For the Central American lawyer, the true spirit of the regulatory framework is to drive blockchain adoption with the aim of reducing the technology gap.
Some specialists in Mexico share the same perspective on the use of the blockchain and its network effect, where the more users in the ecosystem, the greater the benefit for all.
Nevertheless, there are some infrastructure challenges to overcome.
“The bitcoin network is not ready for more than 13 million people to become users, from one day to the next,” says Carlos Valderrama, managing partner of Legal Paradox, a Mexican fintech and blockchain law firm. “There are also usability issues.
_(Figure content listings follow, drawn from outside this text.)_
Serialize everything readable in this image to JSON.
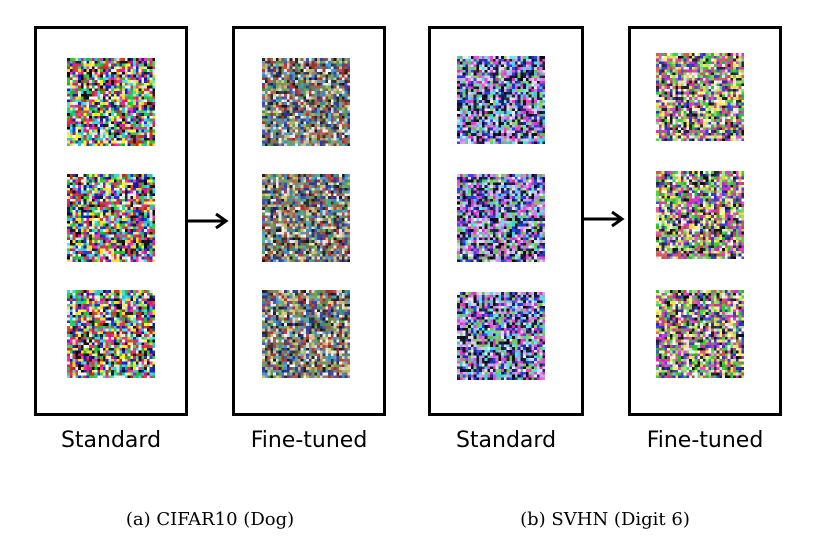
{
  "figure": {
    "subfigures": [
      {
        "caption": "(a)  CIFAR10 (Dog)",
        "groups": [
          {
            "label": "Standard",
            "tiles": 3,
            "seed": 11,
            "palette": "cifar-standard"
          },
          {
            "label": "Fine-tuned",
            "tiles": 3,
            "seed": 27,
            "palette": "cifar-finetuned"
          }
        ]
      },
      {
        "caption": "(b)  SVHN (Digit 6)",
        "groups": [
          {
            "label": "Standard",
            "tiles": 3,
            "seed": 53,
            "palette": "svhn-standard"
          },
          {
            "label": "Fine-tuned",
            "tiles": 3,
            "seed": 71,
            "palette": "svhn-finetuned"
          }
        ]
      }
    ],
    "arrow_color": "#000000",
    "border_color": "#000000"
  }
}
Without the use of lightning network or another mechanism that allows the reconciliation of payments in a more efficient way, transaction confirmations will be a problem.”
But Valderrama is bullish on the outlook for virtual assets, saying more countries in the region are beginning to look at appropriate rules for their local ecosystem.
For example, a few weeks ago, congressional representative in Panama said he hoped the country could follow El Salvador’s lead.
“We are supporting a group of local legislators who are interested in presenting a legal project for the handling of cryptocurrencies, in order to give SMEs and large companies an opportunity to increase their capital using this type of assets,” says the lawyer.
In contrast, Albanesi argues that any regulatory framework that wants to govern a virtual asset will miss the mark, since the processes of the technology that supports virtual assets exist before and beyond any regulation.
“A law regulating how a decentralized currency works internally is impossible by its very nature, and I think the country that wants to do it is going to fail and do it badly. It will be bad news for all incumbents and players in the sector.”
Despite this, the lawyer considers that a framework that establishes order in the use of this technology in the commercial or financial sector can be regulated. Likewise, a public-private collaboration could be the trigger for a legal project of this nature to be successful.
But finding a regulatory balance to bring a decentralized network into the traditional centralized financial system is complex, to say the least.
“The key for cryptocurrencies to work in Latin America is access to democratization,” says Juan Frers, president of Worldwide TaxNet, an international consulting and research network on international taxation. “What bitcoin seeks is financial inclusion. In the case of DeFi services or decentralized exchanges, they will work as long as they are not regulated,” he says.